Something all of us also know, but may find hard to understand, is that whereas with mammals and birds we are told to avoid the fattiest versions, and for good reason, with fish we are told to go for the oiliest, fattiest options around. They are apparently good for our health. But how are they good for us?
Believe it or not, the fats in fish have the complete opposite effect on our bodies as the fats in land animals. This is probably because land animals follow very unnatural lives, which means the fats they grow are full of junk and stress hormones, much like the excess fat on the human body. Fish, on the other hand, lead fairly natural lives, resulting in their bodies being loaded with omega 3 fatty acids.

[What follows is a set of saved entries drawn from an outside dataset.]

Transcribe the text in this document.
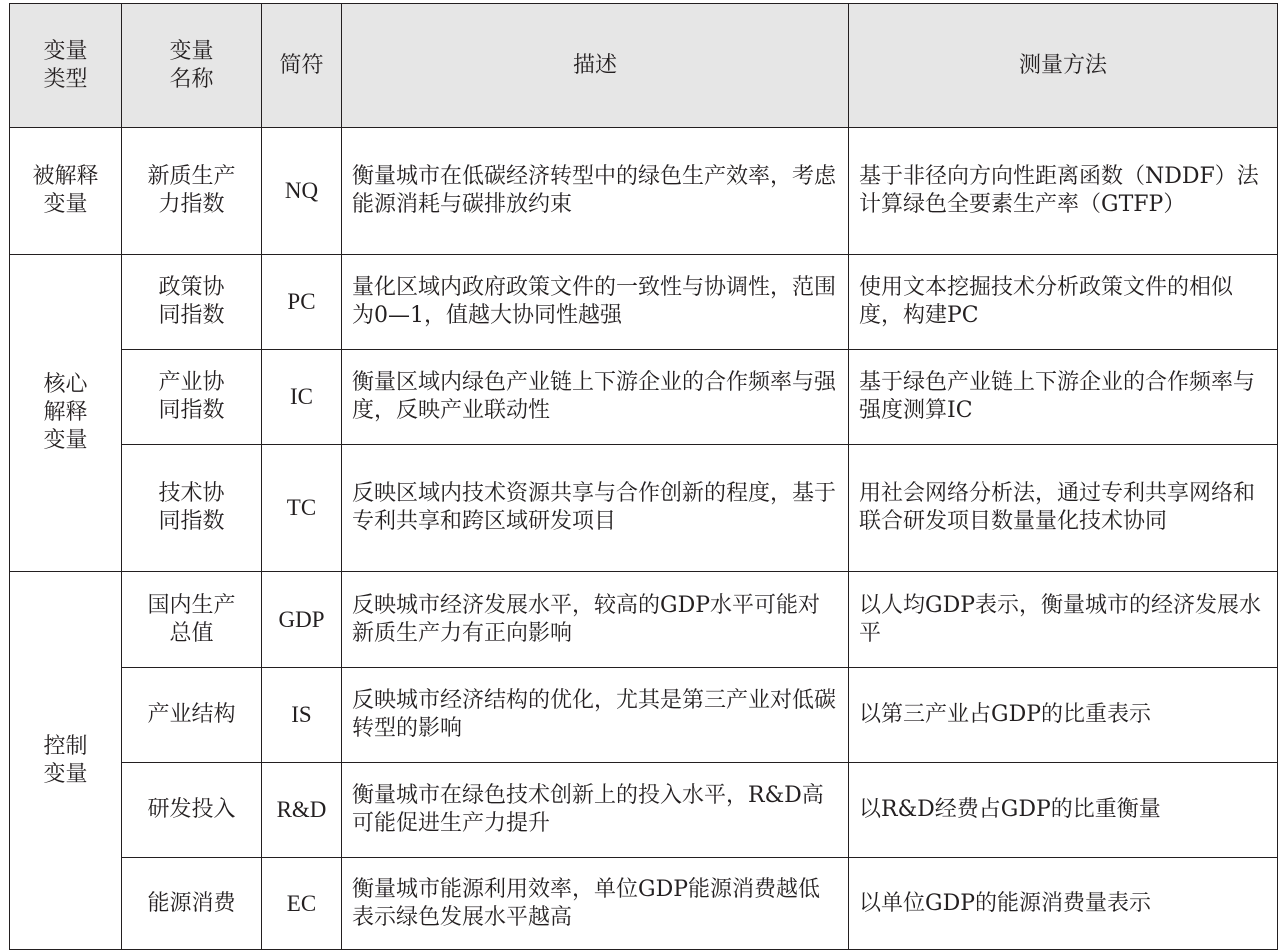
变量类型	变量名称	简符	描述	测量方法
被解释变量	新质生产力指数	NQ	衡量城市在低碳经济转型中的绿色生产效率，考虑能源消耗与碳排放约束	基于非径向方向性距离函数（NDDF）法计算绿色全要素生产率（GTFP）
核心解释变量	政策协同指数	PC	量化区域内政府政策文件的一致性与协调性，范围为0—1，值越大协同性越强	使用文本挖掘技术分析政策文件的相似度，构建PC
	产业协同指数	IC	衡量区域内绿色产业链上下游企业的合作频率与强度，反映产业联动性	基于绿色产业链上下游企业的合作频率与强度测算IC
	技术协同指数	TC	反映区域内技术资源共享与合作创新的程度，基于专利共享和跨区域研发项目	用社会网络分析法，通过专利共享网络和联合研发项目数量量化技术协同
控制变量	国内生产总值	GDP	反映城市经济发展水平，较高的GDP水平可能对新质生产力有正向影响	以人均GDP表示，衡量城市的经济发展水平
	产业结构	IS	反映城市经济结构的优化，尤其是第三产业对低碳转型的影响	以第三产业占GDP的比重表示
	研发投入	R&D	衡量城市在绿色技术创新上的投入水平，R&D高可能促进生产力提升	以R&D经费占GDP的比重衡量
	能源消费	EC	衡量城市能源利用效率，单位GDP能源消费越低表示绿色发展水平越高	以单位GDP的能源消费量表示
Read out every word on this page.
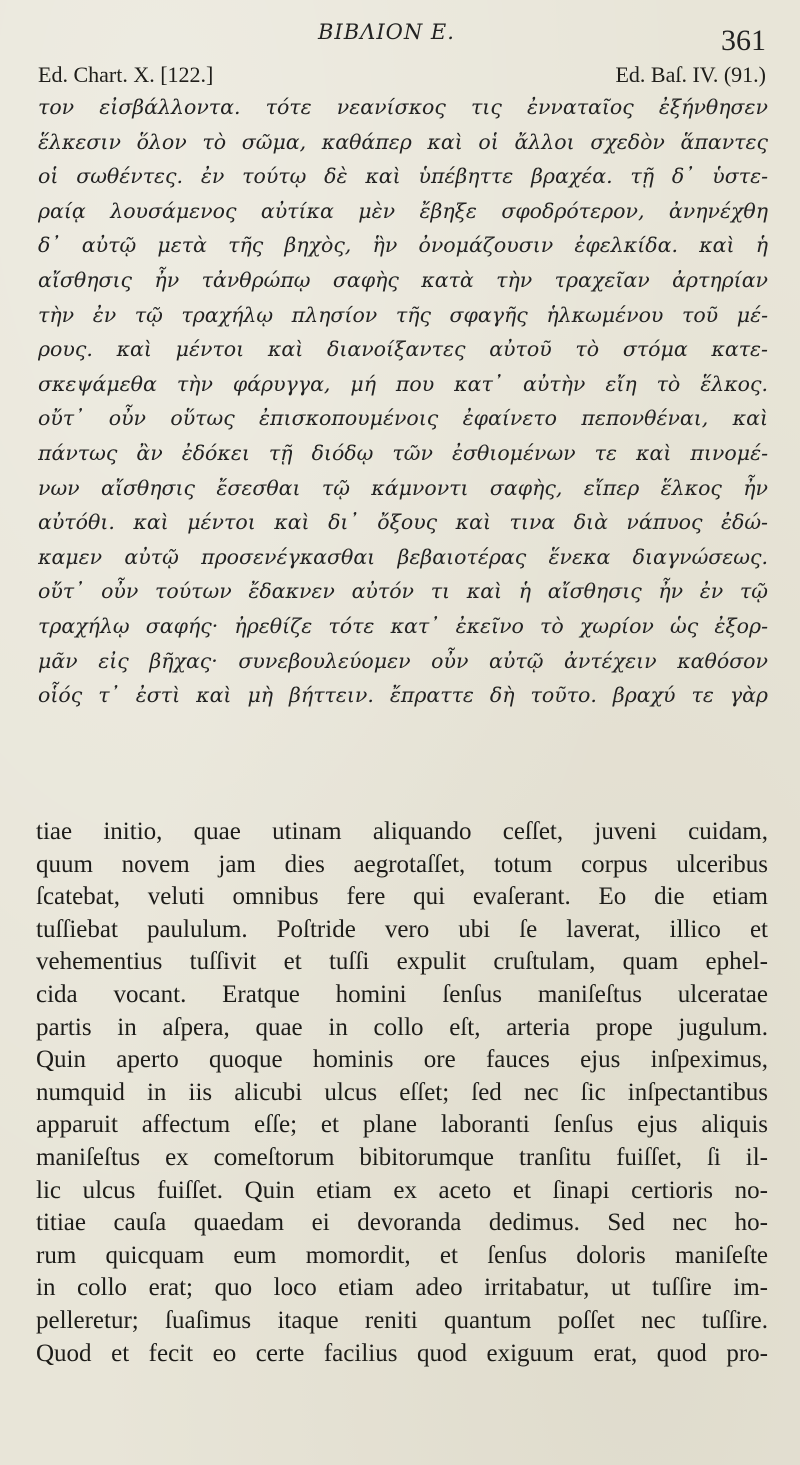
ΒΙΒΛΙΟΝ Ε.	361
Ed. Chart. X. [122.]	Ed. Baſ. IV. (91.)
τον εἰσβάλλοντα. τότε νεανίσκος τις ἐνναταῖος ἐξήνθησεν
ἕλκεσιν ὅλον τὸ σῶμα, καθάπερ καὶ οἱ ἄλλοι σχεδὸν ἅπαντες
οἱ σωθέντες. ἐν τούτῳ δὲ καὶ ὑπέβηττε βραχέα. τῇ δ᾽ ὑστε-
ραίᾳ λουσάμενος αὐτίκα μὲν ἔβηξε σφοδρότερον, ἀνηνέχθη
δ᾽ αὐτῷ μετὰ τῆς βηχὸς, ἣν ὀνομάζουσιν ἐφελκίδα. καὶ ἡ
αἴσθησις ἦν τἀνθρώπῳ σαφὴς κατὰ τὴν τραχεῖαν ἀρτηρίαν
τὴν ἐν τῷ τραχήλῳ πλησίον τῆς σφαγῆς ἡλκωμένου τοῦ μέ-
ρους. καὶ μέντοι καὶ διανοίξαντες αὐτοῦ τὸ στόμα κατε-
σκεψάμεθα τὴν φάρυγγα, μή που κατ᾽ αὐτὴν εἴη τὸ ἕλκος.
οὔτ᾽ οὖν οὕτως ἐπισκοπουμένοις ἐφαίνετο πεπονθέναι, καὶ
πάντως ἂν ἐδόκει τῇ διόδῳ τῶν ἐσθιομένων τε καὶ πινομέ-
νων αἴσθησις ἔσεσθαι τῷ κάμνοντι σαφὴς, εἴπερ ἕλκος ἦν
αὐτόθι. καὶ μέντοι καὶ δι᾽ ὄξους καὶ τινα διὰ νάπυος ἐδώ-
καμεν αὐτῷ προσενέγκασθαι βεβαιοτέρας ἕνεκα διαγνώσεως.
οὔτ᾽ οὖν τούτων ἔδακνεν αὐτόν τι καὶ ἡ αἴσθησις ἦν ἐν τῷ
τραχήλῳ σαφής· ἠρεθίζε τότε κατ᾽ ἐκεῖνο τὸ χωρίον ὡς ἐξορ-
μᾶν εἰς βῆχας· συνεβουλεύομεν οὖν αὐτῷ ἀντέχειν καθόσον
οἷός τ᾽ ἐστὶ καὶ μὴ βήττειν. ἔπραττε δὴ τοῦτο. βραχύ τε γὰρ
tiae initio, quae utinam aliquando ceſſet, juveni cuidam,
quum novem jam dies aegrotaſſet, totum corpus ulceribus
ſcatebat, veluti omnibus fere qui evaſerant. Eo die etiam
tuſſiebat paululum. Poſtride vero ubi ſe laverat, illico et
vehementius tuſſivit et tuſſi expulit cruſtulam, quam ephel-
cida vocant. Eratque homini ſenſus maniſeſtus ulceratae
partis in aſpera, quae in collo eſt, arteria prope jugulum.
Quin aperto quoque hominis ore fauces ejus inſpeximus,
numquid in iis alicubi ulcus eſſet; ſed nec ſic inſpectantibus
apparuit affectum eſſe; et plane laboranti ſenſus ejus aliquis
maniſeſtus ex comeſtorum bibitorumque tranſitu fuiſſet, ſi il-
lic ulcus fuiſſet. Quin etiam ex aceto et ſinapi certioris no-
titiae cauſa quaedam ei devoranda dedimus. Sed nec ho-
rum quicquam eum momordit, et ſenſus doloris maniſeſte
in collo erat; quo loco etiam adeo irritabatur, ut tuſſire im-
pelleretur; ſuaſimus itaque reniti quantum poſſet nec tuſſire.
Quod et fecit eo certe facilius quod exiguum erat, quod pro-
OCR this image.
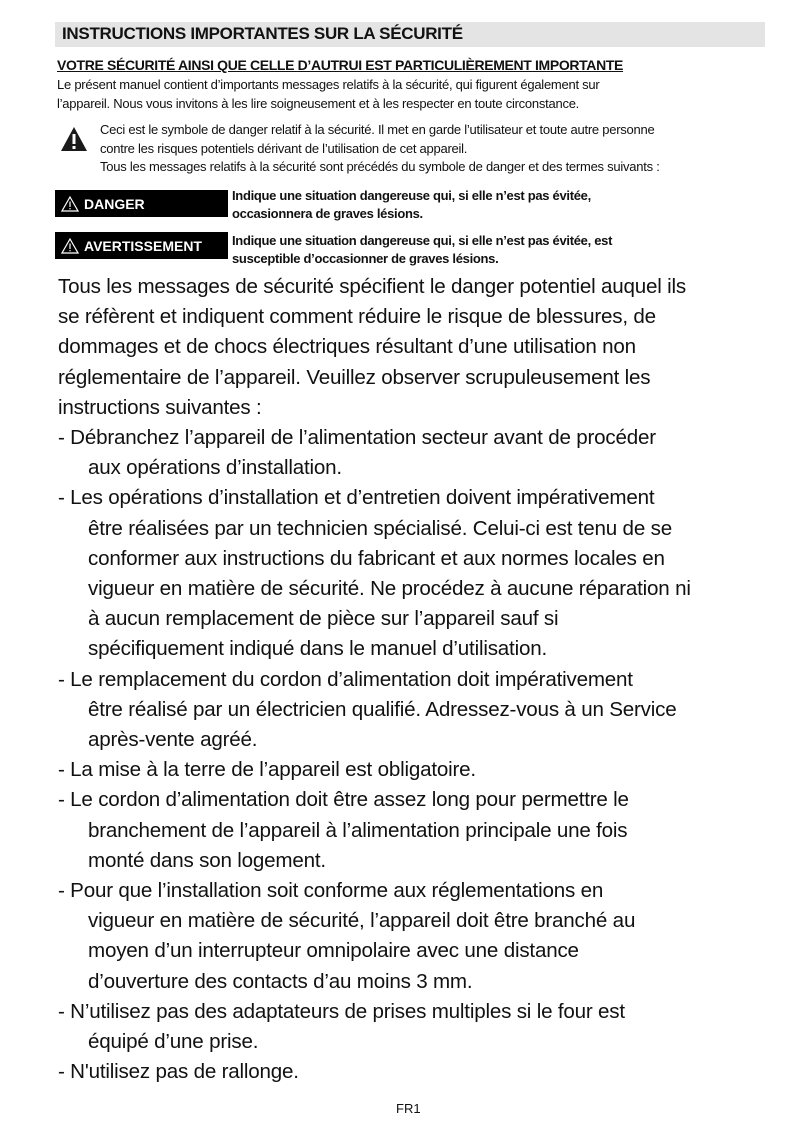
INSTRUCTIONS IMPORTANTES SUR LA SÉCURITÉ
VOTRE SÉCURITÉ AINSI QUE CELLE D’AUTRUI EST PARTICULIÈREMENT IMPORTANTE
Le présent manuel contient d’importants messages relatifs à la sécurité, qui figurent également sur
l’appareil. Nous vous invitons à les lire soigneusement et à les respecter en toute circonstance.
Ceci est le symbole de danger relatif à la sécurité. Il met en garde l’utilisateur et toute autre personne
contre les risques potentiels dérivant de l’utilisation de cet appareil.
Tous les messages relatifs à la sécurité sont précédés du symbole de danger et des termes suivants :
DANGER	Indique une situation dangereuse qui, si elle n’est pas évitée,
occasionnera de graves lésions.
AVERTISSEMENT Indique une situation dangereuse qui, si elle n’est pas évitée, est
susceptible d’occasionner de graves lésions.
Tous les messages de sécurité spécifient le danger potentiel auquel ils
se réfèrent et indiquent comment réduire le risque de blessures, de
dommages et de chocs électriques résultant d’une utilisation non
réglementaire de l’appareil. Veuillez observer scrupuleusement les
instructions suivantes :
- Débranchez l’appareil de l’alimentation secteur avant de procéder
aux opérations d’installation.
- Les opérations d’installation et d’entretien doivent impérativement
être réalisées par un technicien spécialisé. Celui-ci est tenu de se
conformer aux instructions du fabricant et aux normes locales en
vigueur en matière de sécurité. Ne procédez à aucune réparation ni
à aucun remplacement de pièce sur l’appareil sauf si
spécifiquement indiqué dans le manuel d’utilisation.
- Le remplacement du cordon d’alimentation doit impérativement
être réalisé par un électricien qualifié. Adressez-vous à un Service
après-vente agréé.
- La mise à la terre de l’appareil est obligatoire.
- Le cordon d’alimentation doit être assez long pour permettre le
branchement de l’appareil à l’alimentation principale une fois
monté dans son logement.
- Pour que l’installation soit conforme aux réglementations en
vigueur en matière de sécurité, l’appareil doit être branché au
moyen d’un interrupteur omnipolaire avec une distance
d’ouverture des contacts d’au moins 3 mm.
- N’utilisez pas des adaptateurs de prises multiples si le four est
équipé d’une prise.
- N'utilisez pas de rallonge.
FR1
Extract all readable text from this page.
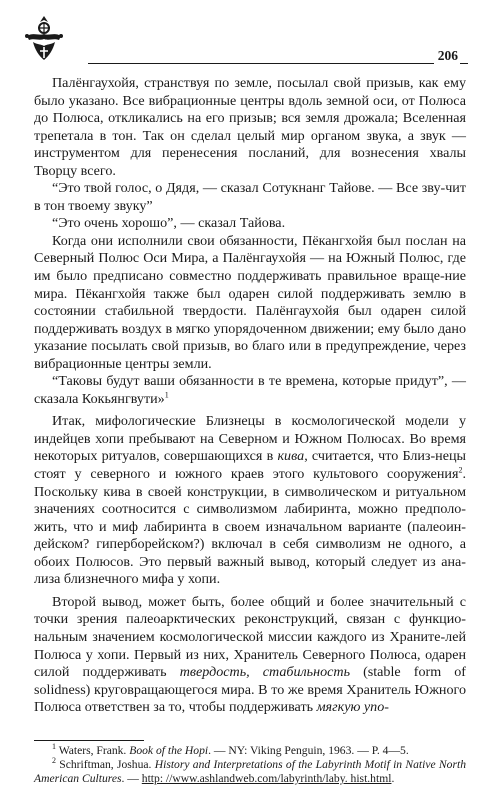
206

Палёнгаухойя, странствуя по земле, посылал свой призыв, как ему было указано. Все вибрационные центры вдоль земной оси, от Полюса до Полюса, откликались на его призыв; вся земля дрожала; Вселенная трепетала в тон. Так он сделал целый мир органом звука, а звук — инструментом для перенесения посланий, для вознесения хвалы Творцу всего.

“Это твой голос, о Дядя, — сказал Сотукнанг Тайове. — Все зву-чит в тон твоему звуку”

“Это очень хорошо”, — сказал Тайова.

Когда они исполнили свои обязанности, Пёкангхойя был послан на Северный Полюс Оси Мира, а Палёнгаухойя — на Южный Полюс, где им было предписано совместно поддерживать правильное враще-ние мира. Пёкангхойя также был одарен силой поддерживать землю в состоянии стабильной твердости. Палёнгаухойя был одарен силой поддерживать воздух в мягко упорядоченном движении; ему было дано указание посылать свой призыв, во благо или в предупреждение, через вибрационные центры земли.

“Таковы будут ваши обязанности в те времена, которые придут”, — сказала Кокьянгвути»$^1$

Итак, мифологические Близнецы в космологической модели у индейцев хопи пребывают на Северном и Южном Полюсах. Во время некоторых ритуалов, совершающихся в кива, считается, что Близ-нецы стоят у северного и южного краев этого культового сооружения$^2$. Поскольку кива в своей конструкции, в символическом и ритуальном значениях соотносится с символизмом лабиринта, можно предполо-жить, что и миф лабиринта в своем изначальном варианте (палеоин-дейском? гиперборейском?) включал в себя символизм не одного, а обоих Полюсов. Это первый важный вывод, который следует из ана-лиза близнечного мифа у хопи.

Второй вывод, может быть, более общий и более значительный с точки зрения палеоарктических реконструкций, связан с функцио-нальным значением космологической миссии каждого из Храните-лей Полюса у хопи. Первый из них, Хранитель Северного Полюса, одарен силой поддерживать твердость, стабильность (stable form of solidness) круговращающегося мира. В то же время Хранитель Южного Полюса ответствен за то, чтобы поддерживать мягкую упо-

$^1$ Waters, Frank. Book of the Hopi. — NY: Viking Penguin, 1963. — P. 4—5.

$^2$ Schriftman, Joshua. History and Interpretations of the Labyrinth Motif in Native North American Cultures. — http: //www.ashlandweb.com/labyrinth/laby. hist.html.
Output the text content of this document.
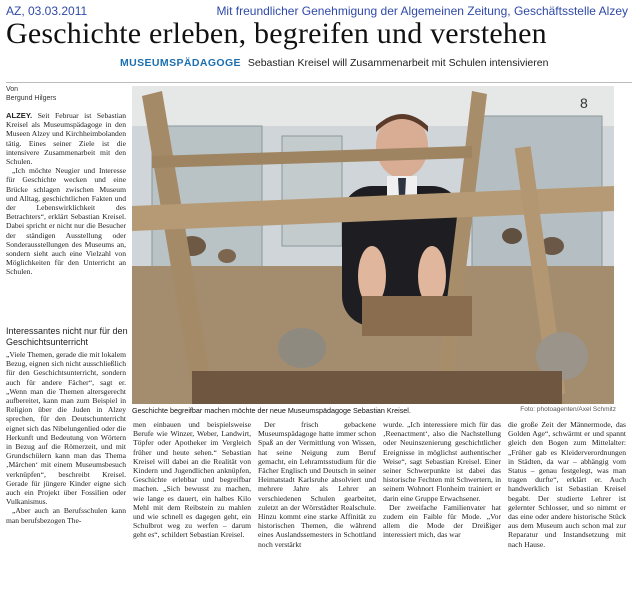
AZ, 03.03.2011	Mit freundlicher Genehmigung der Algemeinen Zeitung, Geschäftsstelle Alzey
Geschichte erleben, begreifen und verstehen
MUSEUMSPÄDAGOGE Sebastian Kreisel will Zusammenarbeit mit Schulen intensivieren
Von
Bergund Hilgers

ALZEY. Seit Februar ist Sebastian Kreisel als Museumspädagoge in den Museen Alzey und Kirchheimbolanden tätig. Eines seiner Ziele ist die intensivere Zusammenarbeit mit den Schulen.

„Ich möchte Neugier und Interesse für Geschichte wecken und eine Brücke schlagen zwischen Museum und Alltag, geschichtlichen Fakten und der Lebenswirklichkeit des Betrachters“, erklärt Sebastian Kreisel. Dabei spricht er nicht nur die Besucher der ständigen Ausstellung oder Sonderausstellungen des Museums an, sondern sieht auch eine Vielzahl von Möglichkeiten für den Unterricht an Schulen.

Interessantes nicht nur für den Geschichtsunterricht

„Viele Themen, gerade die mit lokalem Bezug, eignen sich nicht ausschließlich für den Geschichtsunterricht, sondern auch für andere Fächer“, sagt er. „Wenn man die Themen altersgerecht aufbereitet, kann man zum Beispiel in Religion über die Juden in Alzey sprechen, für den Deutschunterricht eignet sich das Nibelungenlied oder die Herkunft und Bedeutung von Wörtern in Bezug auf die Römerzeit, und mit Grundschülern kann man das Thema ‚Märchen‘ mit einem Museumsbesuch verknüpfen“, beschreibt Kreisel. Gerade für jüngere Kinder eigne sich auch ein Projekt über Fossilien oder Vulkanismus.

„Aber auch an Berufsschulen kann man berufsbezogen The-

8
Geschichte begreifbar machen möchte der neue Museumspädagoge Sebastian Kreisel.	Foto: photoagenten/Axel Schmitz

men einbauen und beispielsweise Berufe wie Winzer, Weber, Landwirt, Töpfer oder Apotheker im Vergleich früher und heute sehen.“ Sebastian Kreisel will dabei an die Realität von Kindern und Jugendlichen anknüpfen, Geschichte erlebbar und begreifbar machen. „Sich bewusst zu machen, wie lange es dauert, ein halbes Kilo Mehl mit dem Reibstein zu mahlen und wie schnell es dagegen geht, ein Schulbrot weg zu werfen – darum geht es“, schildert Sebastian Kreisel.

Der frisch gebackene Museumspädagoge hatte immer schon Spaß an der Vermittlung von Wissen, hat seine Neigung zum Beruf gemacht, ein Lehramtsstudium für die Fächer Englisch und Deutsch in seiner Heimatstadt Karlsruhe absolviert und mehrere Jahre als Lehrer an verschiedenen Schulen gearbeitet, zuletzt an der Wörrstädter Realschule. Hinzu kommt eine starke Affinität zu historischen Themen, die während eines Auslandssemesters in Schottland noch verstärkt

wurde. „Ich interessiere mich für das ‚Reenactment‘, also die Nachstellung oder Neuinszenierung geschichtlicher Ereignisse in möglichst authentischer Weise“, sagt Sebastian Kreisel. Einer seiner Schwerpunkte ist dabei das historische Fechten mit Schwertern, in seinem Wohnort Flonheim trainiert er darin eine Gruppe Erwachsener.

Der zweifache Familienvater hat zudem ein Faible für Mode. „Vor allem die Mode der Dreißiger interessiert mich, das war

die große Zeit der Männermode, das Golden Age“, schwärmt er und spannt gleich den Bogen zum Mittelalter: „Früher gab es Kleiderverordnungen in Städten, da war – abhängig vom Status – genau festgelegt, was man tragen durfte“, erklärt er. Auch handwerklich ist Sebastian Kreisel begabt. Der studierte Lehrer ist gelernter Schlosser, und so nimmt er das eine oder andere historische Stück aus dem Museum auch schon mal zur Reparatur und Instandsetzung mit nach Hause.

Omega 3 fatty acids are the holy grail of healthy fats. In fish they occur in the form of EPA and DHA, two fatty acids acknowledged by the FDA for their ability to improve our health. They are a great antioxidant, which means that when we eat them our cells are given an opportunity to heal from all the stresses which simple everyday living forces on us. This will improve our appearance massively, resulting in fuller, tighter skin, brighter eyes, and stronger hair. But it also works its magic from the inside, improving how our organs work and making us feel better, boosting our immune systems, and improving how we digest food.
Another amazing benefit of omega 3 fatty acids are their effects on our blood cholesterol. Triglycerides are a type of fat that occurs in our blood when we are stressed or when we are suffering from inflammation and damage to the arteries. Low density cholesterol also appears when our arteries are damaged, and sticks to their walls, causing potential blockages when it fails to move. High density cholesterol, on the other hand, keeps our arteries clean and is considered the good cholesterol. When we eat omega 3 fatty acids our triglycerides and low density cholesterol drop by up to 30%. On the other hand, our high density cholesterol spikes up. This makes omega 3 fatty acids an essential tool in preventing and fighting heart disease and strokes.
Fatty fish aren’t hard to get into our diets at all. Not only are they some of the healthiest fish to eat, they are also the tastiest and often the cheapest. If you are looking for great taste, salmon and tuna steaks are great ways of adding some omega 3 into your diet without sacrificing a delicious meal. Or if you are worried about your budget, tinned sardines, mackerel, and tuna are all rich in omega 3, but won’t break the bank. What is more, tinned fish is loaded with digestible calcium in the form of softened fish bones, so that’s double the nutrition!
How much you eat and how you prepare them matters. For starters, if you are eating a darker fish like salmon or tuna, it will have a gram of omega 3 fatty acids per three ounces, whereas you need three and a half ounces of white fish to get the same benefits. Three ounces a day, every day, or three seven ounce portions a week, are good plans for eating as much omega 3 as possible. And beware of overcooking it. Do not deep fry your fish in vegetable oils, or overcook it at all. When choosing tinned fish, choose them in brine, tomato, or olive oil rather than sunflower oil. And where possible, eat minimally cooked or raw (sashimi grade) fish, for the most benefits.
Above all, make sure you are consistent with your diet. Eat as much fish as you can comfortably eat. Don’t overdo it, or you may put yourself off!